2.1. La Corte territoriale ha fatto buon governo dei principi indicati analizzando il caso concreto nel quale le condotte materiali di redazione dei verbali di accertamento falsi erano strumentali allo specifico perseguimento delle finalità di danneggiare (Soggetto 2).

Nell'ipotesi in esame, chiarisce la sentenza impugnata con motivazione logica e non contraddittoria, l'imputato creò tali atti per avviare attraverso l'inoltro al Comando di Polizia Municipale distinti procedimenti amministrativi sanzionatori contro il congiunto; l'azione materiale - prosegue la sentenza - non fu unica: le condotte di falso, caratterizzate da autonomo dolo generico, furono propedeutiche alla realizzazione della condotta materiale più ampia dell'abuso, sorretta dal dolo specifico. L'imputato non si è limitato a redigere due atti falsi, ma li ha poi depositati presso il proprio ufficio in modo che si avviassero i procedimenti amministrativi in danno del (Soggetto 2).

La condotta materiale risulta configurata dal perseguimento, principalmente, della condotta di abuso, configurandosi la confezione del verbale di accertamento d'infrazione, ideologicamente falso, quale atto strumentale confezionato dal Pubblico Ufficiale specificatamente per danneggiare il (Soggetto 2).

3. Il terzo motivo di doglianza relativo al trattamento sanzionatorio risulta privo di specificità.

Con riguardo alla dedotta incompletezza della motivazione, il ricorrente non si confronta con la sentenza che chiarisce come il primo giudice, una volta riconosciuto il reato più grave, si sia attenuto nella individuazione della pena base ai minimi edittali ed abbia apportato l'aumento per la continuazione con riferimento a due reati: la continuazione interna al reato di falso, essendo due le ipotesi di falso contestato, e la continuazione esterna con la fattispecie dell'abuso di ufficio. La sentenza impugnata ha poi chiarito che l'aumento è stato determinato in sei mesi per ciascun reato, un aumento eguale "del tutto congruo considerata la significativa gravità anche di tali delitti".
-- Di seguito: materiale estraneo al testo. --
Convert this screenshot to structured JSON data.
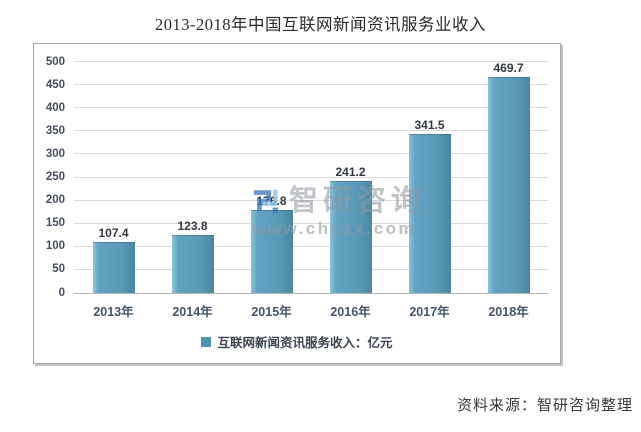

Contrariamente a quanto sostenuto nel ricorso, la sentenza ha esaustivamente motivato anche in relazione alla concreta gravità dei fatti allorquando, nel valutare complessivamente il trattamento sanzionatorio, ha chiarito le ragioni per le quali il ricorrente non era meritevole delle circostanze attenuanti generiche e di una riduzione della pena come determinata.

4. Alla inammissibilità del ricorso, consegue la condanna del ricorrente al pagamento delle spese processuali.

Consegue altresì, a norma dell'art. 616 cod. proc. pen. l'onere del versamento di una somma, in favore della Cassa delle Ammende, determinata, in considerazione delle ragioni di inammissibilità del ricorso, nella misura di euro tremila.

5. Non si procede alla liquidazione delle spese processuali richiesta dalla parte civile nella memoria inviata dal momento che il difensore, come dallo stesso indicato, non risulta avvocato cassazionista.

P.Q.M.

Dichiara inammissibile il ricorso e condanna il ricorrente al pagamento delle spese processuali e della somma di Euro tremila in favore della Cassa delle ammende.

Nulla per le spese di parte civile.

Così deciso in Roma, il 24 novembre 2022.

Depositato in Cancelleria il 21 dicembre 2022.